A team of four men out hunting wild reindeer high in the mountains of Reinheimen stumbled over “something brown” lying in a field of rocks. It turned out to be a rusty but perfectly intact sword dating to around 800AD, and Norwegian archaeologists are ecstatic.
“I thought it was a just a rusty iron rod,” hunter Einar Åmbakk told newspaper Aftenposten. “But when I picked it up I saw that it was a sword.” He and his fellow hunters from Ørsta examined it but didn’t think it was very old. The sword landed in one of their backpacks and they continued hunting.
It wasn’t until the next day that Åmbakk contacted a local archaeologist, Runar Hole in nearby Lesja, and showed him photos. “He thought it was too good to be true and so did the county archaeologist for Oppland, who immediately wanted to see where it was found,” Åmbakk said. He soon visited the area lying at an elevation of around 1600 meters.

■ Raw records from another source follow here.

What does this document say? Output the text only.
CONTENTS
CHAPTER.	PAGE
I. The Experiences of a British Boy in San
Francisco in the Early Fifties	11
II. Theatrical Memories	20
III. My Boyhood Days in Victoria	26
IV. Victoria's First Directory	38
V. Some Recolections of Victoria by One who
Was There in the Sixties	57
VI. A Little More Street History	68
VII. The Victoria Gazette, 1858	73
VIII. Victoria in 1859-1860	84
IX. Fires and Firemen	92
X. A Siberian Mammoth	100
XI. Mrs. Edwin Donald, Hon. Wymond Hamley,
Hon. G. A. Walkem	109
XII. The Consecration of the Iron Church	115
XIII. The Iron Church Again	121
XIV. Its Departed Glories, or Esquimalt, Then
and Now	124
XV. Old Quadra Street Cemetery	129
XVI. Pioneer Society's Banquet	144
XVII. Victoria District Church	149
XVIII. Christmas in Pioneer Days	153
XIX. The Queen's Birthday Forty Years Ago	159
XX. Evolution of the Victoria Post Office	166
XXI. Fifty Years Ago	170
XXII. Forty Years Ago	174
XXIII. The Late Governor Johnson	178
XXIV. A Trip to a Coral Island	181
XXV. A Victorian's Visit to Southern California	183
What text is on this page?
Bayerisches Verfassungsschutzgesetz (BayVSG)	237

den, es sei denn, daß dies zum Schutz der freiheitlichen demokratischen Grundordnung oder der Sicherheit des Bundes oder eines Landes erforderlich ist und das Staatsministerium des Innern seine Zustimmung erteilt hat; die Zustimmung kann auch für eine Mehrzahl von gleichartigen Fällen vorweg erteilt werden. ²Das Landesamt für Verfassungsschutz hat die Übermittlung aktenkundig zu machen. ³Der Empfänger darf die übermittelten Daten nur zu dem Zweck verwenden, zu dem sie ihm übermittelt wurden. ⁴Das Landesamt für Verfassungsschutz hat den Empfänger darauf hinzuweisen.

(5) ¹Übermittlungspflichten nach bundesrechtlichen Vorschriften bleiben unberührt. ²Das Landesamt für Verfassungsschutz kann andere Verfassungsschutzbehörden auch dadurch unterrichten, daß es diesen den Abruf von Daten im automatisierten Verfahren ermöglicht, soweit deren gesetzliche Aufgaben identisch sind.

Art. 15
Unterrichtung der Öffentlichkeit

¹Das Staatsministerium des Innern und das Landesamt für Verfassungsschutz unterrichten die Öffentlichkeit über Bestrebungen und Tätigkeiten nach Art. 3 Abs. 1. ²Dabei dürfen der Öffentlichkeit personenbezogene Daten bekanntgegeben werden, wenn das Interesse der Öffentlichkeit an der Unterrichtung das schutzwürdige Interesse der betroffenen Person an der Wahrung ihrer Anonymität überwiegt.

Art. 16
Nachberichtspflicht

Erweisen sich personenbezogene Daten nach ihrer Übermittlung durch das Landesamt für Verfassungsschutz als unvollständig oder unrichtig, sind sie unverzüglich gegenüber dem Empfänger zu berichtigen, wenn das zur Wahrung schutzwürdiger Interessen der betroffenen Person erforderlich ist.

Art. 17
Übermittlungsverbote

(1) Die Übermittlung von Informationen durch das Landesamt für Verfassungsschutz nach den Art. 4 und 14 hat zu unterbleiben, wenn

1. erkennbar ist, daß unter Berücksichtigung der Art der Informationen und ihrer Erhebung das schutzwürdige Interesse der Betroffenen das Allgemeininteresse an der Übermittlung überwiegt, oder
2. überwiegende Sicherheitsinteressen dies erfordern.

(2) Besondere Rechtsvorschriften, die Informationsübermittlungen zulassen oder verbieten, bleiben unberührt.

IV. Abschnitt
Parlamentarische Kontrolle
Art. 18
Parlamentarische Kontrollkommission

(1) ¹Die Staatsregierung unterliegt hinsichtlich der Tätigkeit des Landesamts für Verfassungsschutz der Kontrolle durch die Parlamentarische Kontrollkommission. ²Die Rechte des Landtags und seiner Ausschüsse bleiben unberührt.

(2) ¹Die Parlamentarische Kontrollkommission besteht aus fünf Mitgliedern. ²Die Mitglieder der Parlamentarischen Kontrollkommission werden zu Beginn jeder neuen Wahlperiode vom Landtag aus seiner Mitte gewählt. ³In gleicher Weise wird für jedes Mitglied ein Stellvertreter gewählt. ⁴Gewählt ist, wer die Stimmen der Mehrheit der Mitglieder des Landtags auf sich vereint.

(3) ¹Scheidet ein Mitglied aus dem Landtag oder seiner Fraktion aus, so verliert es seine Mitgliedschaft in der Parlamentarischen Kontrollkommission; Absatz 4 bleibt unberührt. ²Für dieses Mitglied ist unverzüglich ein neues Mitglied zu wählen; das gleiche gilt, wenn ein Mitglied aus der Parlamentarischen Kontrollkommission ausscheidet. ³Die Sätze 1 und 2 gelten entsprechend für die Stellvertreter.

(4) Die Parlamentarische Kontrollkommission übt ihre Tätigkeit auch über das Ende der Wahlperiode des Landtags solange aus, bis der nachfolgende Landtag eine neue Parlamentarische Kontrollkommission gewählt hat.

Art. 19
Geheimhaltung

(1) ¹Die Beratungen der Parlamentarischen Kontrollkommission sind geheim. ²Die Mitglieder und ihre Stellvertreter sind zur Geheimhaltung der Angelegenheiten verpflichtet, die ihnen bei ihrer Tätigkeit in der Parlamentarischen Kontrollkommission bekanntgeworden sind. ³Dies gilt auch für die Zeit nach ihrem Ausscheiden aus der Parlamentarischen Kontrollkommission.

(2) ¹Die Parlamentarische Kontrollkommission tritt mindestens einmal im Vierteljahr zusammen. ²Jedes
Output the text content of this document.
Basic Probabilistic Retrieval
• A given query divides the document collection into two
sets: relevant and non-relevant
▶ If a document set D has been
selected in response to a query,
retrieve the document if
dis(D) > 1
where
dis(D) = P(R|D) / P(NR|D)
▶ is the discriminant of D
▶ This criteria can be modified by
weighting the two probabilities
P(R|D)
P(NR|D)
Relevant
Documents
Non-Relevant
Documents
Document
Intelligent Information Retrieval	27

No Viking treasures are known to have been found at such high altitudes, and a search didn’t turn up any more. County archaeologist Lars Holger Pilø said the dry air and lack of contact with the ground likely helped preserve the sword over the centuries. He suspects its owner got caught in a mountain storm, lost the sword and perhaps died at another location.
The sword was examained by more archaeologists in Lillehammer on Monday and is due to be sent to the Kulturhistorisk Museum in Oslo for further examinations and conservation.